Week #8

The summer solstice has come and gone now, and things are still chugging along. Picking up steam, in fact. The first day of summer seems to be the pinnacle of plant (and weed) growth, but the work load on the farm peaks for us in the heady days of late July and early August. During these weeks we will be in full-on fruit harvesting mode, and it will take 1 or 2 full days of labor each week just to harvest tomatoes, peppers, squash, cucumbers, green beans, ground cherries, and okra. Yes I know these are typically thought of as vegetables, but technically they are fruit!

This year we have received feedback of so many kinds on the farm. Sometimes it is positive feedback and other times negative. When we started harvesting a new carrot variety called Nelson two weeks ago, we were super impressed by the long, straight roots, bright color, sweet taste, and crunchy texture. This was positive feedback for a small amount of experimentation with new varieties, and we got feedback from the marketplace when customers snatched them up at market.

However, the following week we received an intense rain storm, and many of those same carrots rotted in the ground because their roots were so deep. While the new variety is partly to blame, this event has given us new feedback about the layout of our garden. As many of you have seen, our garden beds are raised slightly and placed perpendicular to the slope, allowing us to capture all of the rain that falls on site. This is normally beneficial, but as we saw last week, it can be downright treacherous during extreme rainstorms.

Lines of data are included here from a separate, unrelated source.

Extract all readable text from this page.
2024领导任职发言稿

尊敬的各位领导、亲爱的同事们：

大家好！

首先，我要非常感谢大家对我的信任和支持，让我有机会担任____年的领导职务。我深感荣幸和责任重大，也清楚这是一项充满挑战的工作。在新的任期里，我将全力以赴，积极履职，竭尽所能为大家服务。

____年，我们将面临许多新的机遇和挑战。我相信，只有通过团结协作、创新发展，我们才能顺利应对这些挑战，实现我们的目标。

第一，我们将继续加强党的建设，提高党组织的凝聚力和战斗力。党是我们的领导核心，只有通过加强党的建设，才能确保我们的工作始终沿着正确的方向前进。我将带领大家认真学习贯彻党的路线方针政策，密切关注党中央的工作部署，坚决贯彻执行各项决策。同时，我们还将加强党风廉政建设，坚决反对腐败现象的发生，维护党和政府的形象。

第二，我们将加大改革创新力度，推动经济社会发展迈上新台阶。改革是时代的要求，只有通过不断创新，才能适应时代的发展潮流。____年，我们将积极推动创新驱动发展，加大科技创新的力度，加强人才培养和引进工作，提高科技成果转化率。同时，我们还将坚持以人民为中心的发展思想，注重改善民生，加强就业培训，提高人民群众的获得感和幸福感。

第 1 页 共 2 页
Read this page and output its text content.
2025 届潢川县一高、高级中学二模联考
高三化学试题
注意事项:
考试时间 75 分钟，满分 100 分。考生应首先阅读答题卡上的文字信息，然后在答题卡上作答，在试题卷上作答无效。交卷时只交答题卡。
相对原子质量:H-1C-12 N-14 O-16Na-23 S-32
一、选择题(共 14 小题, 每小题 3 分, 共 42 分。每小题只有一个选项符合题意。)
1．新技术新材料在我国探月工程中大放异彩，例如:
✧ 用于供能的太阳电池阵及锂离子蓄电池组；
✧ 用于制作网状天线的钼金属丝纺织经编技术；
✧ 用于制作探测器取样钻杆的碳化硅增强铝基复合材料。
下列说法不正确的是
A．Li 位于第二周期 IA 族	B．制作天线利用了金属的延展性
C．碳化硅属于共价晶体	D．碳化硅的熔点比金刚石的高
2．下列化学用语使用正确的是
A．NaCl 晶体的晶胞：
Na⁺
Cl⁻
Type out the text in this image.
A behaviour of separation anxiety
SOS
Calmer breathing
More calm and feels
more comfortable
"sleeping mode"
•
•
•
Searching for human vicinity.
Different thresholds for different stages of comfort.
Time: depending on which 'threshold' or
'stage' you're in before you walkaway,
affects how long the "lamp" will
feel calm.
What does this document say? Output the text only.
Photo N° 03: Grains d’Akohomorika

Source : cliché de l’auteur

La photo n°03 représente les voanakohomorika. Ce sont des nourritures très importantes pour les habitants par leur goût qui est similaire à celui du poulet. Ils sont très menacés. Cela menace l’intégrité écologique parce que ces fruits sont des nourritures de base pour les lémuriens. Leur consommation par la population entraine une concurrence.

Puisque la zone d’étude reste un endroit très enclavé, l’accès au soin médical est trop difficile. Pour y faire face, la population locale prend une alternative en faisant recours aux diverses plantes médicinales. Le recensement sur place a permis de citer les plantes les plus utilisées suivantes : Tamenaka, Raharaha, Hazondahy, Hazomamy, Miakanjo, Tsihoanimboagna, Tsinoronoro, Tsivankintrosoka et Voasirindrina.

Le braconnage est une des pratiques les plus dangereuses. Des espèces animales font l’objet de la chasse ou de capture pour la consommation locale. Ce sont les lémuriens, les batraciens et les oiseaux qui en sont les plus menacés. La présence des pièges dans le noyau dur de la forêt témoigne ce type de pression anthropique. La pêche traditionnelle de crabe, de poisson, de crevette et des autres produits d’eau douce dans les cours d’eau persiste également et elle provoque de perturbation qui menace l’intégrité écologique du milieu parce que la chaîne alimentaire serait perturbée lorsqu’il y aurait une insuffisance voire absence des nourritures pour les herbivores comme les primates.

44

Feedback is useless unless you are able to respond to it, and in the case of the rotten carrots, we will probably change the orientation of our garden beds so they can drain quickly and gently. A more vexing question right now is how to respond to the deer who have daily been getting into the garden and decimating our head lettuce, beets, and fruit trees. Our plastic fencing doesn’t seem to be doing the trick, and more effective permanent fencing is not in the budget. So for now we are playing the long and elaborate game of hide and seek that includes fence-patching, covering susceptible plants, and using electricity to deter them.

There is a saying that “the best fertilizer is the farmer’s footsteps,” and this seems to be true given our recent experiences. Staying aware, looking for feedback, and thinking critically about how to respond are crucial practices for our work.